Crawling HCL Commerce site content

You can crawl HCL Commerce site content in starter stores using the REST API.

Before you begin

Ensure that the Search server is started, and that you have completed the following tasks.

Build the HCL Commerce Search index.
Important: Ensure that you configure the site content crawler configuration files for your site:
- droidConfig.xml
- filters.txt
For more information, see Site content crawler configuration.
Note: If you are crawling content in a clustered topology, the crawler must be run from a staging environment. That is, crawling should not be performed in a production environment. If the production content must be crawled, configure the crawler to visit the production site rather than running directly from production environment. This method simplifies the setup by restricting the crawler to run in an HCL Commerce staging environment and update the index in the repeater.

Procedure

You can run the utility from the following URL on the HCL Commerce Search server:
```
http://searchHost:port/search/admin/resources/crawler?action=start&langId=langId&storeId=storeId&catalogId=catalogId
```
Where the method is GET and authentication is spiuser. action is the action that the crawler should perform. The possible values are:

start

Starts the crawler.
Required parameters:

langId

Language identifier that you want to use in building an unstructured index. For example, langId=-1.

storeId

The store ID that you want to use in building an unstructured index.
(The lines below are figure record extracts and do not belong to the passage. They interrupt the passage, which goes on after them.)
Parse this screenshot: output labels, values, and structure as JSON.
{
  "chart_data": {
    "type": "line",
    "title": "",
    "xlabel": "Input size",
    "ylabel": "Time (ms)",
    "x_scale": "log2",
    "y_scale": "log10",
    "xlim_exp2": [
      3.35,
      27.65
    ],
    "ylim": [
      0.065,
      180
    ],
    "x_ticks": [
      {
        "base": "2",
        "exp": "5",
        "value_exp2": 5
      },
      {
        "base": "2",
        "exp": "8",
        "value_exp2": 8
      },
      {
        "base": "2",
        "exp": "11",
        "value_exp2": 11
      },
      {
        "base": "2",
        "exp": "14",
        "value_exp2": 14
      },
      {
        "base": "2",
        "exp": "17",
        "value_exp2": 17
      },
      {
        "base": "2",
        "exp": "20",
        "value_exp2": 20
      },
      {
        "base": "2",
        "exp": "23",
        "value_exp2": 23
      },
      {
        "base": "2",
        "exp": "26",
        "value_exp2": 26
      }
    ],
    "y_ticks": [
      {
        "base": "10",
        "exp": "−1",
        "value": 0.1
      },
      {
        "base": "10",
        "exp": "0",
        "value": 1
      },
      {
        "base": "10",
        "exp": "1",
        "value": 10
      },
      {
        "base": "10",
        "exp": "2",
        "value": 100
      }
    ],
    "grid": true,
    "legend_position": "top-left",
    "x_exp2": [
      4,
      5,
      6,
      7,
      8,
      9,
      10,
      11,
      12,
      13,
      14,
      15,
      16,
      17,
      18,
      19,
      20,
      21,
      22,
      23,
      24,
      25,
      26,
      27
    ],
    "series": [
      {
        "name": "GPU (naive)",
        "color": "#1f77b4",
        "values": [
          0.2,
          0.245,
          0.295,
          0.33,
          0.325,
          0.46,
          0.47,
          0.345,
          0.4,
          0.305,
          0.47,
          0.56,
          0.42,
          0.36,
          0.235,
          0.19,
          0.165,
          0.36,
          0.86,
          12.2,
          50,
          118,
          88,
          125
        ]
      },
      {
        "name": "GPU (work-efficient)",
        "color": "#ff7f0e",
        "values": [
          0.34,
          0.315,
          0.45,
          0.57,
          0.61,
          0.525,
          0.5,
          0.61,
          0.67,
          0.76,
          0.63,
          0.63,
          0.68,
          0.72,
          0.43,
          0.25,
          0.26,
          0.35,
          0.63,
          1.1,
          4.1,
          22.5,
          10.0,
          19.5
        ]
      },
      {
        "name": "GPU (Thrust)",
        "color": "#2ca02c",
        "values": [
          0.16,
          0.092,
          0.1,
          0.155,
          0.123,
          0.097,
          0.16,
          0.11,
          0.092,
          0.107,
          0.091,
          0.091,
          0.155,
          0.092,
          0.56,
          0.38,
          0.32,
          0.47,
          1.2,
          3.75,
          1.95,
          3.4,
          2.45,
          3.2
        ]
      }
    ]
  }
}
For example, storeId=10501.

catalogId

The catalog identifier that you want to use in building an unstructured index. For example, catalogId=10001.

status

Shows the crawler status.

stop

Stops the crawler.
Ensure that the utility runs successfully.
Running the utility with all the parameters involves the following factors:
- Crawling and downloading the crawled pages in HTML format into the destination directory.
- Updating the database with the created manifest.txt file.
- Invoking the indexer.
Each of the these tasks status messages is reported separately.
Depending on the passed parameters, you can check that the utility runs successfully by:
1. Verifying that the crawled pages are downloaded into the destination directory, searchServerPath\search\index\crawler\cache\date\number, where date is the date that the utility was run, and number is the number of runs on that date, starting with 1.
2. Verifying that SRCHCONFEXT table with indexsubtype='WebContent' has been updated with the correct manifest.txt location.
3. If setting auto index to true: Verifying that the crawled pages are also indexed.

What to do next

After you crawl HCL Commerce site content, you can verify the changes in the storefront.